Die Menschenrechtsanwältin und Frauenrechtlerin ist selbst Alevitin. Sie spricht heute über diese Zeit als eine dunkle Phase, in der die Situation und vor allem der religionspolitische Diskurs in der Türkei deutlich aufgeheizter war als heute. Obwohl sich in den Jahren nach den Massakern – denn am 5. Juli wurden auch in Erzincan mehrere Menschen, mehrheitlich Sunniten auf grausame Weise umgebracht – die Situation zwischen Aleviten und Sunniten entspannte und der Dialog allmählich besser wurde, sieht Ateş aktuell einen deutlichen Rückschritt. „Es ist durchaus so, dass Aleviten wieder um ihre Existenz kämpfen müssen. Sie haben gerade wieder Angst und befürchten, dass sie sich erneut verstecken müssen“, sagt die Juristin im Gespräch mit DTJ.
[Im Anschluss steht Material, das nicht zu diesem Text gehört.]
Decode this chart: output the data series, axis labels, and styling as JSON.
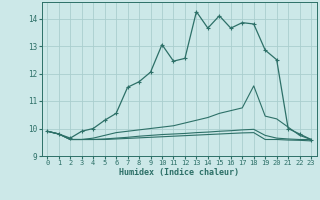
{
  "xlabel": "Humidex (Indice chaleur)",
  "bg_color": "#cce8e8",
  "line_color": "#2d7068",
  "grid_color": "#aacece",
  "xlim": [
    -0.5,
    23.5
  ],
  "ylim": [
    9,
    14.6
  ],
  "yticks": [
    9,
    10,
    11,
    12,
    13,
    14
  ],
  "xticks": [
    0,
    1,
    2,
    3,
    4,
    5,
    6,
    7,
    8,
    9,
    10,
    11,
    12,
    13,
    14,
    15,
    16,
    17,
    18,
    19,
    20,
    21,
    22,
    23
  ],
  "series": {
    "line1_x": [
      0,
      1,
      2,
      3,
      4,
      5,
      6,
      7,
      8,
      9,
      10,
      11,
      12,
      13,
      14,
      15,
      16,
      17,
      18,
      19,
      20,
      21,
      22,
      23
    ],
    "line1_y": [
      9.9,
      9.8,
      9.65,
      9.9,
      10.0,
      10.3,
      10.55,
      11.5,
      11.7,
      12.05,
      13.05,
      12.45,
      12.55,
      14.25,
      13.65,
      14.1,
      13.65,
      13.85,
      13.8,
      12.85,
      12.5,
      10.0,
      9.8,
      9.6
    ],
    "line2_x": [
      0,
      1,
      2,
      3,
      4,
      5,
      6,
      7,
      8,
      9,
      10,
      11,
      12,
      13,
      14,
      15,
      16,
      17,
      18,
      19,
      20,
      21,
      22,
      23
    ],
    "line2_y": [
      9.9,
      9.8,
      9.6,
      9.6,
      9.65,
      9.75,
      9.85,
      9.9,
      9.95,
      10.0,
      10.05,
      10.1,
      10.2,
      10.3,
      10.4,
      10.55,
      10.65,
      10.75,
      11.55,
      10.45,
      10.35,
      10.05,
      9.75,
      9.6
    ],
    "line3_x": [
      0,
      1,
      2,
      3,
      4,
      5,
      6,
      7,
      8,
      9,
      10,
      11,
      12,
      13,
      14,
      15,
      16,
      17,
      18,
      19,
      20,
      21,
      22,
      23
    ],
    "line3_y": [
      9.9,
      9.8,
      9.6,
      9.6,
      9.6,
      9.62,
      9.65,
      9.68,
      9.72,
      9.75,
      9.78,
      9.8,
      9.82,
      9.85,
      9.87,
      9.9,
      9.92,
      9.95,
      9.97,
      9.75,
      9.65,
      9.62,
      9.6,
      9.6
    ],
    "line4_x": [
      0,
      1,
      2,
      3,
      4,
      5,
      6,
      7,
      8,
      9,
      10,
      11,
      12,
      13,
      14,
      15,
      16,
      17,
      18,
      19,
      20,
      21,
      22,
      23
    ],
    "line4_y": [
      9.9,
      9.8,
      9.6,
      9.6,
      9.6,
      9.6,
      9.62,
      9.64,
      9.66,
      9.68,
      9.7,
      9.72,
      9.74,
      9.76,
      9.78,
      9.8,
      9.82,
      9.84,
      9.85,
      9.6,
      9.6,
      9.58,
      9.57,
      9.55
    ]
  }
}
Trotz vorgeblicher Bemühungen seitens der Regierung, den Dialog mit den Aleviten zu vertiefen, seien vor allem die Aleviten in der Diaspora, aber auch weite Teile der alevitischen Gemeinschaft in der Türkei skeptisch, nachdem Präsident Recep Tayyip Erdoğan eine Gruppe von alevitischen Vertretern in den Ak Saray eingeladen hat. Man traue dieser Geste nicht so recht: „Ich habe viele Leute gefragt, ob es jetzt eine neue Freundschaft zwischen Tayyip Erdoğan und der alevitischen Gemeinde gibt. So wurde das nicht gesehen, sondern im Gegenteil sehr kritisch. Das war vielmehr eine Art Show-Effekt, nur um die gewünschte Aufmerksamkeit zu erreichen.“ Sie wünsche sich, „dass das endlich aufhört“ und der türkische Staat in einen echten Dialog mit der alevitischen Gemeinde trete, so die Menschenrechtlerin.
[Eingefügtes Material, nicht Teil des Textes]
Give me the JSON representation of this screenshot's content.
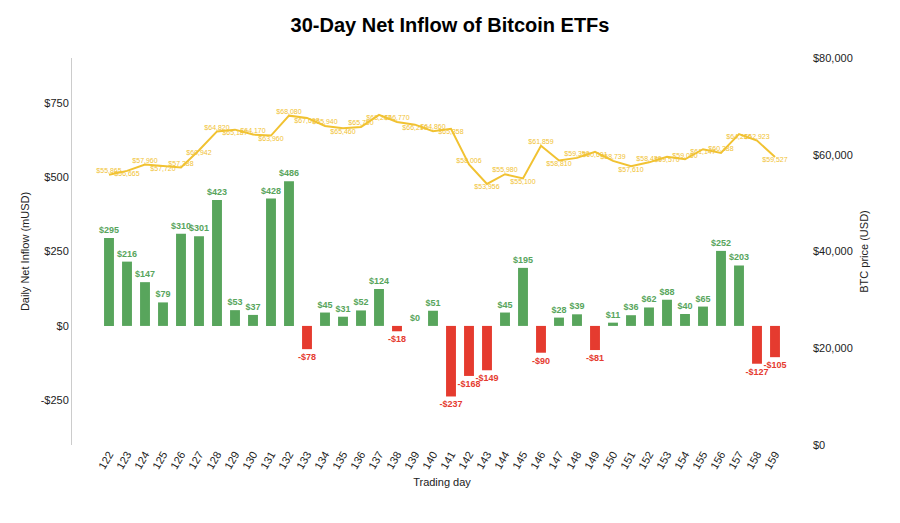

Immer wieder ist sowohl bei den Aleviten in der Türkei als auch aus der alevitischen Diaspora zu hören, die AKP wolle die Aleviten assimilieren. So bestehe nach wie vor das Problem, dass in vielen Dörfern, in denen hauptsächlich Aleviten leben, Moscheen gebaut werden und keine Cem-Häuser. Dies geschehe parallel zur vermeintlichen Dialogpolitik Erdoğans, so Ateş. Daran erkenne man, dass „die Aleviten noch nicht die volle gesellschaftliche Akzeptanz haben, die man sich wünscht“.

Manche Aleviten sehen sich als nicht dem Islam zugehörig. Dieser Teil in der alevitischen Bevölkerung ist jedoch in der Minderheit: Einer repräsentativen Studie der Konrad-Adenauer-Stiftung zufolge sehen sich 85% der Aleviten als selbstverständlichen Teil der islamischen Gemeinschaft. Dennoch gibt einen Streit mit der restlichen islamischen Welt, insbesondere ihrem sunnitischen Teil, da die Aleviten als legitimen Nachfolger des Propheten Muhammad dessen Schwiegersohn Ali betrachten.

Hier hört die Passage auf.